Before we proceed into what Assembly.LoadFrom does, it's important to note that a single assembly file on disk can be loaded into precisely one context. Thus, there is no way to cause "two" assemblies that have the same location on disk to be loaded; "they" are regarded as the same assembly and only loaded once.
Assembly.LoadFrom takes a filename and loads the assembly at the specified location. If an assembly is found, the bind is restarted using the assembly's display name (regardless of whether it is a strong or weak name, unlike Assembly.Load's second bind). If the second bind happens to bind the assembly's display name to the assembly at the originally specified location, then the assembly is loaded into the load context. However, if the second bind finds an assembly at a different location, it is ignored and the assembly at the originally specified location is loaded into the load from context. This behavior ensures that the assemblies loaded into the load context are only those assemblies that are available to the JIT-compiler through the "standard" and predictable binding process. Other assemblies are loaded into the load from context and are invisible as far as the assemblies in the load context are concerned. By the way, the reverse of this statement doesn't hold: assemblies in the load from context are allowed to see and reference assemblies in the load context.

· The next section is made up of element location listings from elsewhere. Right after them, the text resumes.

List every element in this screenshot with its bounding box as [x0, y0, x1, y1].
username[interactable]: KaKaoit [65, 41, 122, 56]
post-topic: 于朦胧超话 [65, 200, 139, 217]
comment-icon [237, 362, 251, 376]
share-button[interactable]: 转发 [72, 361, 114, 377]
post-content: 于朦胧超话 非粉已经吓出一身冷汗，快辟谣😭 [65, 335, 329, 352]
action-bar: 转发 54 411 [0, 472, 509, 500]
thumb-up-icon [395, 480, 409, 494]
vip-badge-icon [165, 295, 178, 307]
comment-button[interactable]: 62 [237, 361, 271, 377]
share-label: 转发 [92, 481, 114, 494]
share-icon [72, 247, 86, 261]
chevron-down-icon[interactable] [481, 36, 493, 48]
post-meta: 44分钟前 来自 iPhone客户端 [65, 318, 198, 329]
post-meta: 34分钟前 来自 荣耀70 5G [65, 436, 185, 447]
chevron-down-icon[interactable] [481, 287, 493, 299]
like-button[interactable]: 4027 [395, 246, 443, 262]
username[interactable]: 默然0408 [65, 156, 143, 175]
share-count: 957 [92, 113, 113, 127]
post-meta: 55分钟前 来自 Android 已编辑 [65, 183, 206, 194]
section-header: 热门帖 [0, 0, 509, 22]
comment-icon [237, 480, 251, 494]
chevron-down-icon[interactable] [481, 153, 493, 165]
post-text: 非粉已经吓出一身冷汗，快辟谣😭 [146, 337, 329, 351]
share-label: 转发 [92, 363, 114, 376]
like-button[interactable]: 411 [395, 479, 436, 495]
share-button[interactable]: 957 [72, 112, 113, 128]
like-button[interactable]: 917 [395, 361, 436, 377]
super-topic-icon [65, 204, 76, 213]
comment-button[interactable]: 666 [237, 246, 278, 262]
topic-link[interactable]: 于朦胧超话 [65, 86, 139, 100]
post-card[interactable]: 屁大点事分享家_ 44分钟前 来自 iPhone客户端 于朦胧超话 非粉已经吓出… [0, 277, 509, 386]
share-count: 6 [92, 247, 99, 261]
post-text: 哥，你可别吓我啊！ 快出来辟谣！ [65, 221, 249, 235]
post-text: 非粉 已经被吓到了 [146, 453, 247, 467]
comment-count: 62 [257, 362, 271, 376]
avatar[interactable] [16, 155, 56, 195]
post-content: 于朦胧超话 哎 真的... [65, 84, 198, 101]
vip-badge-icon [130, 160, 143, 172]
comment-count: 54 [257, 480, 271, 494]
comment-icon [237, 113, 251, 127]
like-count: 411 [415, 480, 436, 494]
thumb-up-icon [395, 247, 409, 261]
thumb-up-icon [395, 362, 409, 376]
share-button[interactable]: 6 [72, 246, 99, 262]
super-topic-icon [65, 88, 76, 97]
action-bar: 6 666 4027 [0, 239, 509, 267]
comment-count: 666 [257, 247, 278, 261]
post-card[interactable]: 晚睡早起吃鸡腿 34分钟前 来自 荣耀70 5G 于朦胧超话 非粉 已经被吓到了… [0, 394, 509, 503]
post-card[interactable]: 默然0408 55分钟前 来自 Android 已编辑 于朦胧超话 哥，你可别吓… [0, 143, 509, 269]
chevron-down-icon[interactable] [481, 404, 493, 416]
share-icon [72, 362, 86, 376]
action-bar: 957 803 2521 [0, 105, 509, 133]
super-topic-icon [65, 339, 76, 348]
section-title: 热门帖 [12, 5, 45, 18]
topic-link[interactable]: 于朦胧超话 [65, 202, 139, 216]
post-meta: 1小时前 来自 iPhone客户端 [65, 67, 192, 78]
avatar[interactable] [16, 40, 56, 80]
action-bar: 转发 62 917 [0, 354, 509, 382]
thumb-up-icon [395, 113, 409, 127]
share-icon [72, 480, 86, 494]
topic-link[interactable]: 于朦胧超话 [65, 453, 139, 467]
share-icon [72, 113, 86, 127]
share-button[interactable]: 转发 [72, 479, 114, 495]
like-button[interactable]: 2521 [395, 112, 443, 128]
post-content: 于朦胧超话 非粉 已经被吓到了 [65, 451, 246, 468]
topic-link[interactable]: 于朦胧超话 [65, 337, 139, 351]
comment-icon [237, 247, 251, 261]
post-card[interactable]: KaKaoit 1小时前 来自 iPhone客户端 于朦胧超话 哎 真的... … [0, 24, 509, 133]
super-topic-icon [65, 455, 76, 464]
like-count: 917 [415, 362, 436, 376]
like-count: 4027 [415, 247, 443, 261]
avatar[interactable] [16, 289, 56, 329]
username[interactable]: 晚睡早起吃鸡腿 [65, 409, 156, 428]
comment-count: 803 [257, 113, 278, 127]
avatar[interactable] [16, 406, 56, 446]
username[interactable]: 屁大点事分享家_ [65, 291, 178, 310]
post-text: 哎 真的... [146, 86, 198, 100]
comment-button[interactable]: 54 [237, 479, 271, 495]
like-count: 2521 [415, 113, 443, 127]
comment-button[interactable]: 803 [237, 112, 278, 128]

It is crucial to note that assembly references loaded by assemblies in the load from context will be loaded into the load from context, regardless of whether they are statically referenced or loaded dynamically using Assembly.Load or Assembly.LoadFrom (unless an assembly with the same display name and location is already loaded in the load context). It's also important to note that those references (of assemblies loaded into the load from context) will be probed in the referencing assembly's directory, i.e. in the directory associated with the assembly in the load from context, after they are probed in the application base directory.
Finally, it's important to note that assemblies loaded using the Assembly.Load and other equivalents, which take a byte parameter to supply the assembly binary content, or assemblies that are dynamically constructed using Reflection.Emit, CodeDom or other code-generation APIs, are not loaded into either of the above contexts. By the way, their references are not automatically being loaded, either.